What things should be included when giving narrative on a budget submission?

A

Include an opening line with indication if current year figures for comparison.
Work down line by line giving percentages on change and reasons for this.
Conclude with over all change as value and percentage

22
Q

What is meant by the balanced score card?

A

The balanced score card is a tool that looks at multiple perspectives to understand the business performance and long term success.

23
Q

What perspectives does the balanced score card look at?

A

Financial
Customer
Internal Business
Innovation and learning

24
Q

What KPI’s would be suitable when looking at the financial perspective

A

ROCE
Gross/net profit margin
Cash Flow
Dividend per share

25
Q

What KPI’s would be suitable when looking at the internal business perspective?

A

Machine Capacity utilisation
Defect rates in production
Lead times to meet orders
Staff productivity per hour

26
Q

What KPI’s would be suitable when looking at the innovation perspective

A

Training costs per employee
% Sales from new prodiucts
Research and Development expenditure
No. Hits on business website

27
Q

What KPI’s would be used when looking at the customer perspective?

A
No. Repeat orders
No.
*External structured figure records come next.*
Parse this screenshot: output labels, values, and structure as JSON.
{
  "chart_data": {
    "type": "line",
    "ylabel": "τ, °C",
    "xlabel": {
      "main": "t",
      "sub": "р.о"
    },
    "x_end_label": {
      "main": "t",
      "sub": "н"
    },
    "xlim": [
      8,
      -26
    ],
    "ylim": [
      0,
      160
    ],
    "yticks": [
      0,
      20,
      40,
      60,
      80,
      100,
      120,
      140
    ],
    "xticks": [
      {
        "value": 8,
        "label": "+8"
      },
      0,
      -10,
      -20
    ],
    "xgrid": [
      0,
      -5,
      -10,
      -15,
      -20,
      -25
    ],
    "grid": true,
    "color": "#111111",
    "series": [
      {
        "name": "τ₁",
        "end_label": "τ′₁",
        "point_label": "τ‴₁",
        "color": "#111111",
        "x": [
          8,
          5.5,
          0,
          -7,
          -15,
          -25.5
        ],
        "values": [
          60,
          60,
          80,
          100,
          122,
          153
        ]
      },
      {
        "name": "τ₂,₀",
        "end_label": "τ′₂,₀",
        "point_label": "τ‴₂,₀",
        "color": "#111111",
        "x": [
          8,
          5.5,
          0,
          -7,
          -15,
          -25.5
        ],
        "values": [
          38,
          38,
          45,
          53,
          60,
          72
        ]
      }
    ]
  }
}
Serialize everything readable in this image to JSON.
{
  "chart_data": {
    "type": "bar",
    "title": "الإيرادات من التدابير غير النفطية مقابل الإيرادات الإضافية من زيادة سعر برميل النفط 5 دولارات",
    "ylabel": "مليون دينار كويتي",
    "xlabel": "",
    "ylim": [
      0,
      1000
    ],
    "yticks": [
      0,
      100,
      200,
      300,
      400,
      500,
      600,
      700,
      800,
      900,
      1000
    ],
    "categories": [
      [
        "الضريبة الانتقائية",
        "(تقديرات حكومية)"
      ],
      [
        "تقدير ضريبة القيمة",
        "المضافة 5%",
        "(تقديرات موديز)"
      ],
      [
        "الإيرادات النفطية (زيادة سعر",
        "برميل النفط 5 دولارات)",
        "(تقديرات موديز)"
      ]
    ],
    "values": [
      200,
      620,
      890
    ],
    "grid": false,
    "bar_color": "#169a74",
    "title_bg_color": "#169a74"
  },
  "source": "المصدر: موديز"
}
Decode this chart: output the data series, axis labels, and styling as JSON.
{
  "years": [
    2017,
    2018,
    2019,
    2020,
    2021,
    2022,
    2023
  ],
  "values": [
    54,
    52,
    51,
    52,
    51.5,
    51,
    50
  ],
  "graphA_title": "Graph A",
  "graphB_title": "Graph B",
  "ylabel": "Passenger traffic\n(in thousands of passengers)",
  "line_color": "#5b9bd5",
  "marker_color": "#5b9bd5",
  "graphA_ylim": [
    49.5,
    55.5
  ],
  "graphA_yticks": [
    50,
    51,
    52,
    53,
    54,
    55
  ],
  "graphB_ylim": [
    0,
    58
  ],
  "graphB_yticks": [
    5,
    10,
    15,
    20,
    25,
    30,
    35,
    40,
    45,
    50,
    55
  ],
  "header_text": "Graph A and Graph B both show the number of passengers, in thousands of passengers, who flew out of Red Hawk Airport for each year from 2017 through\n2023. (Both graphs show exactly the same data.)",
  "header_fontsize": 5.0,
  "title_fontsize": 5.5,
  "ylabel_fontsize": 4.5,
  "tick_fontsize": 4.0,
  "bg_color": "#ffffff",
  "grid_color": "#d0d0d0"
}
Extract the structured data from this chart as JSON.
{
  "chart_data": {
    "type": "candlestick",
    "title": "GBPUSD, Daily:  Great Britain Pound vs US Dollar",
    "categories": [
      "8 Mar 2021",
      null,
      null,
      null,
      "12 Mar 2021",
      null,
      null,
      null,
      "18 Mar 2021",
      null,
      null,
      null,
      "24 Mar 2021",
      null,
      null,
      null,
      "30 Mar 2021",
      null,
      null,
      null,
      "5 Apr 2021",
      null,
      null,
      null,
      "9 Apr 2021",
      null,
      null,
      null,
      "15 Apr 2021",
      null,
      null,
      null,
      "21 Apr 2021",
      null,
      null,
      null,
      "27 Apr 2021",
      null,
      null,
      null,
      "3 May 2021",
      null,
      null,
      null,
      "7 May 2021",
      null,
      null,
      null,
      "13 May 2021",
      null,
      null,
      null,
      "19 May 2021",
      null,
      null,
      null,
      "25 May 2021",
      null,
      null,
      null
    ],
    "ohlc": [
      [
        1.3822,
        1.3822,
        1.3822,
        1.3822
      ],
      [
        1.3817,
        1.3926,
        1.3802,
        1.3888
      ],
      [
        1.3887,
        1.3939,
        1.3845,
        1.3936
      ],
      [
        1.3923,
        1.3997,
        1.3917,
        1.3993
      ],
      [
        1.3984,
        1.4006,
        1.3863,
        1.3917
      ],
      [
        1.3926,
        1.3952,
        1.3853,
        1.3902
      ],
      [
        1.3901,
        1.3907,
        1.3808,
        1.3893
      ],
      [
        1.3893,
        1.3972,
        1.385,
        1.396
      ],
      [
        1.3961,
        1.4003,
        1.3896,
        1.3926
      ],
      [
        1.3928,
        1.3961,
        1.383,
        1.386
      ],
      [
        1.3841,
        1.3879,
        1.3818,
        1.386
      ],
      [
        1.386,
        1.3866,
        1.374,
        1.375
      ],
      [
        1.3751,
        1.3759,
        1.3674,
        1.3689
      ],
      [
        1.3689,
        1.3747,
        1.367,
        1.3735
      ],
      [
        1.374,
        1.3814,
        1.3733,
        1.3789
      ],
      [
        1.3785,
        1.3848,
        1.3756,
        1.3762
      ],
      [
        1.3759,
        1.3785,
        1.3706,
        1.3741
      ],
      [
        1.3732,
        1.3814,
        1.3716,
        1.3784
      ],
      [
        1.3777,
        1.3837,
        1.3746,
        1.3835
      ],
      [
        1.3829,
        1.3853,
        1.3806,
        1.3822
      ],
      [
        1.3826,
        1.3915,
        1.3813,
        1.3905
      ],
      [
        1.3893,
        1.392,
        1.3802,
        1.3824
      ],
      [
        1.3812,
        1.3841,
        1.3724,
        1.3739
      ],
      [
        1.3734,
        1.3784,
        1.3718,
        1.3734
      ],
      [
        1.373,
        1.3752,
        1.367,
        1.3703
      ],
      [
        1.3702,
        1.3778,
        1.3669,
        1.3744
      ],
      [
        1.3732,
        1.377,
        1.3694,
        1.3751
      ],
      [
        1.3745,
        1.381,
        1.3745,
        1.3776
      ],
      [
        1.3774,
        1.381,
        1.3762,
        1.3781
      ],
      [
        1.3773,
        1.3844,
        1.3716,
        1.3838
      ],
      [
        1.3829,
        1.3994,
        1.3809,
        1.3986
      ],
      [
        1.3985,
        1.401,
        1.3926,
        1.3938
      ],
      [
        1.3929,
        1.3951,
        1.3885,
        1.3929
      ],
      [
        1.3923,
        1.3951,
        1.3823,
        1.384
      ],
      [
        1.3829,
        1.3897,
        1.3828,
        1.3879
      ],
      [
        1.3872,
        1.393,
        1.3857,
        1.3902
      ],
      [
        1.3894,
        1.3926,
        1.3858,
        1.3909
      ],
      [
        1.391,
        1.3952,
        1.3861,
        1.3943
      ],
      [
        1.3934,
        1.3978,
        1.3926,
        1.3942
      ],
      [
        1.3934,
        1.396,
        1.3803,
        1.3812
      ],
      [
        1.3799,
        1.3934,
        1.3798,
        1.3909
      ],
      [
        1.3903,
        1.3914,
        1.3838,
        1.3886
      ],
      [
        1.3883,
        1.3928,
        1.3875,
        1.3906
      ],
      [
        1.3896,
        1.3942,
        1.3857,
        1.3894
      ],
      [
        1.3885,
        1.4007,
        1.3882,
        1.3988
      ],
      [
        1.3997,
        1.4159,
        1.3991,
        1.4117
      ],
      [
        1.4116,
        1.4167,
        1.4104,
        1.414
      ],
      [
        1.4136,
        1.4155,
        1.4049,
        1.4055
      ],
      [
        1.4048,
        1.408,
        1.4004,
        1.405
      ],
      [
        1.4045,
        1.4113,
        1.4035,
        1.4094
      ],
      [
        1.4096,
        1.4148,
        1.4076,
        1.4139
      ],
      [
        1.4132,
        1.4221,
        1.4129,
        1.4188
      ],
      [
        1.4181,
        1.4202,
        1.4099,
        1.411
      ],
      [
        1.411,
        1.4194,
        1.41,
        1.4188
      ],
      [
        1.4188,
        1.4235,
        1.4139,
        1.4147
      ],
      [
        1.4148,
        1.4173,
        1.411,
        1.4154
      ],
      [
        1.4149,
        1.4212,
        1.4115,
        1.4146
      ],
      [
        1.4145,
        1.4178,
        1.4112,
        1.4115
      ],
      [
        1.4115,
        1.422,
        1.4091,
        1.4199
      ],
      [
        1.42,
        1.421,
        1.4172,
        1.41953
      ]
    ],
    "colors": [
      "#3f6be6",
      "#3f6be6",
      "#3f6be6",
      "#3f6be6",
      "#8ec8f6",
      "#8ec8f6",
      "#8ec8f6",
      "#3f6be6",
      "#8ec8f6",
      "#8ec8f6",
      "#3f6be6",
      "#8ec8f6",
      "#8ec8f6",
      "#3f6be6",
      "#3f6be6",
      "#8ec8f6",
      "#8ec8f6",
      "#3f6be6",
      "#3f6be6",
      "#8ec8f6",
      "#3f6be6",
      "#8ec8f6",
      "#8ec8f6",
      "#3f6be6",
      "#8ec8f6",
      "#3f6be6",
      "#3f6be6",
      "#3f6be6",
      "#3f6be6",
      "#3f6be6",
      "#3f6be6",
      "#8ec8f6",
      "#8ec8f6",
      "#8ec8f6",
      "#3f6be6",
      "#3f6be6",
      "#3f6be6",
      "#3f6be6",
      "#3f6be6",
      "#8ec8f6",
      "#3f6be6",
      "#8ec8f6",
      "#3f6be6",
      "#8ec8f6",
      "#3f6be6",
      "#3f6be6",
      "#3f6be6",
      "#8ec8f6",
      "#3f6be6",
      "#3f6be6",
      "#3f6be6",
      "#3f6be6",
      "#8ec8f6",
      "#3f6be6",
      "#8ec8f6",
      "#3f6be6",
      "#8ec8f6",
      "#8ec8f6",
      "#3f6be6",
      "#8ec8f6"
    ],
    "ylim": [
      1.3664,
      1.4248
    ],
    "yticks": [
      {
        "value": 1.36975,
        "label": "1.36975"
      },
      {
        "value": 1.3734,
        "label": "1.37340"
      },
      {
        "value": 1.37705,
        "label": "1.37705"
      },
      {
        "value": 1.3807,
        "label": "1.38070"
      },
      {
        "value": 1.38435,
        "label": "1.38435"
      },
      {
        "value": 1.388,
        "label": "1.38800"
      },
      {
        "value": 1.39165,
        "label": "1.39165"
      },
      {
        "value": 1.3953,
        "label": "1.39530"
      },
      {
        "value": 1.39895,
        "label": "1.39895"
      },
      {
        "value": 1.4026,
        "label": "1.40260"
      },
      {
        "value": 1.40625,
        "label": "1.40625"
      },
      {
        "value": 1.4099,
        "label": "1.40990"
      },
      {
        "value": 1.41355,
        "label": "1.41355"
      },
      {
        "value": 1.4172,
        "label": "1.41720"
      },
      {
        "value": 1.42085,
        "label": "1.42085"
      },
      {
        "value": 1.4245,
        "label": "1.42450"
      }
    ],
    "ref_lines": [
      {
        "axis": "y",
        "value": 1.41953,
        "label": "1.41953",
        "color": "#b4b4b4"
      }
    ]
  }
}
Complaints
Warranty claims
Average delivery Times
Market share growth
28
Q

What is benchmarking

A

A comparison of business performance against other businesses within the same industry.

29
Q

How is the volume of sales to break even calculated?

A

Volume to break even = Fixed costs/Contribution per unit

30
Q

What is the contribution cost per unit?

A

Contribution is Selling price - Variable cost

31
Q

What is break even revenue

A

Break even revenue is break even units x Selling price

32
Q

How is the margin of safety in units and % calculated?

A

Units = Budgeted sales-break even sales

For % divide this by the budgeted sales volume and multiply by 100.

33
Q

How is volume required for target profit calculated?

A

(Fixed costs + Target Profit)/contribution per unit

34
Q

How is gross profitability margin calculated?

A

Gross profit/Sales revenue x 100

35
Q

How is net profit margin calculated /

A

Net profit (profit from operations)/Sales revenue x 100

36
Q

How is return on capital employed calculated?

A

Net profit/Capital employed x 100

37
Q

How do you calculate capital employed

A

Total assets less current liabilities.

38
Q

How is return on net assets calculated?

A

Net profit/net assets x 100

39
Q

How is asset turn over calculated?

A

Sales revenue/capital employed

40
Q

How is financial gearing calculated?

A

Debt/equity or debt/(equity-debt)

41
Q

How is interest cover calculated?

A

net profit (PBIT)/interest

42
Q

How is total fixed overhead variance calculated?

A

Fixed overhead absorbed les actual fixed overhead

43
Q

How is fixed overhead expenditure variance calculated?

A

Budgeted fixed overhead less actual fixed over head

44
Q

How is fixed overhead volume variance calculated?

A

Budgeted production volume less actual production volume valued at standard OAR rate.

45
Q

What key points should be included when reporting on variance analysis

A

It’s part of a control process for the business performance
Compares actual to flex budget to give a meaningful comparison
Will identify areas where action could be taken to improve business performance
Adverse = less profit
Favourable = more profit

46
Q

What is shadow costing?

A

This is when a business can source more of a scarce resource at a higher price than from their standard source.

47
Q

What is meant by Prime cost?

A

This is the direct cost of making 1 unit of production.

48
Q

how can the overall difference in profit between absorption and marginal costing be calculated?

A

Difference in profit = Movement in inventory x Fixed OAR

49
Q

What are the filing deadlines for statutory accounts?

A

Nine months - Limited company

Six months - public limited company

50
Q

What else is also required with statutory accounts

A

A directors report

An Auditors report (some businesses are exempt)

51
Q

What does IFRS 15 relate to?

A

Revenue from Contracts with customers

52
Q

What is the five step process to recognise revenue?

A
  1. Identify the contract with a customer
  2. Identify the performance obligations in the contract
  3. Determine the transaction price
  4. Allocate the transaction price to the performance obligations in the contract
  5. Recognise revenue when a performance obligation is satisfied.